Unique data sets applied to the modeling included results from advanced scanning electron microscopy (SEM) techniques, computerized tomography (CT) scanning, and CO2 permeation and oil mobility experiments. Plug- and core-scale models were used to simulate and history-match the CO2 permeation and oil mobilization experiments. Larger-scale models, such as near-wellbore and drill spacing unit (DSU)-scale models, were used to simulate and predict CO2 behavior under conditions that are more representative of what might be expected in the field. Reservoir pressure, temperature, and injectivity data from a CO2 injection field test in a Bakken well were also applied to the reservoir-scale modeling.
The plug- and core-scale modeling efforts were able to reasonably reproduce the oil recovery results observed in the lab. Results from models with and without CH4adsorption settings suggest that integration of CH4 adsorption and core CT data allowed simulations to better reproduce the experimental results. However, perfect matches were never achieved, and a lack of data on capillary pressure effects and relative permeability were identified as being potential reasons for the imperfect matches. The larger-scale simulations included modeling of different huff ‘n’ puff scenarios with both single-fracture stage model and DSU models. The single-fracture stage model showed incremental recovery factors ranging from 0.6% to 5.4%. This number could be increased by conducting more huff ‘n’ puff cycles over the lifespan of an operating well and/or by optimizing the operational parameters and well placement. At the DSU scale, the simulations indicated that alternating wells with the huff ‘n’ puff showed the best performance in terms of EOR. In the best-case scenario, the alternating huff ‘n’ puff scheme was predicted to more than double the oil recovery factor of a well.
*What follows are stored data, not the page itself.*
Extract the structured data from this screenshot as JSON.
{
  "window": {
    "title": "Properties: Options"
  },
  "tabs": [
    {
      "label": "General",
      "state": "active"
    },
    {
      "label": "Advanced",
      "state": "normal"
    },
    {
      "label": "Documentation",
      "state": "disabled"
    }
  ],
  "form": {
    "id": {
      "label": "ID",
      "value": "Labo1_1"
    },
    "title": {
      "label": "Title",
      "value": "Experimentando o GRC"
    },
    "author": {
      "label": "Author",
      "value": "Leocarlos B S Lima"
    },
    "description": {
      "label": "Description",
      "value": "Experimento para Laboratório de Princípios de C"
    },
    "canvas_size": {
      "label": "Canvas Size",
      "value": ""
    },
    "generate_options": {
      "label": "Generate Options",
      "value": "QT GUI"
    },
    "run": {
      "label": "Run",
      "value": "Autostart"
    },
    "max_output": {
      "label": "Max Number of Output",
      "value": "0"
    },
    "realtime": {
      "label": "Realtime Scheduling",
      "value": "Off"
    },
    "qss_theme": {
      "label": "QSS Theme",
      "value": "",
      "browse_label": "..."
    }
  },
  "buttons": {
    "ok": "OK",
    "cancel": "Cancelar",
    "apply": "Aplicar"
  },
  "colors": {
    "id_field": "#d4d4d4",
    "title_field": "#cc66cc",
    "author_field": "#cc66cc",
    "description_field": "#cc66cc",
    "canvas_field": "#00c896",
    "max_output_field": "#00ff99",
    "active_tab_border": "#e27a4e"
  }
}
These results will ultimately be used to better estimate the EOR potential and associated CO2 storage resource of unconventional tight oil formations. While a 5% improvement in ultimate recovery may be perceived as a relatively small increase over primary production, the implications for an incremental recovery of 5% for production throughout the Bakken play is enormous. With estimated Bakken OOIP (original oil in place) estimates ranging from 300 billion to 900 billion barrels, realization of even this small improvement would yield billions of incremental barrels of oil and extend the lifetime of the play by decades.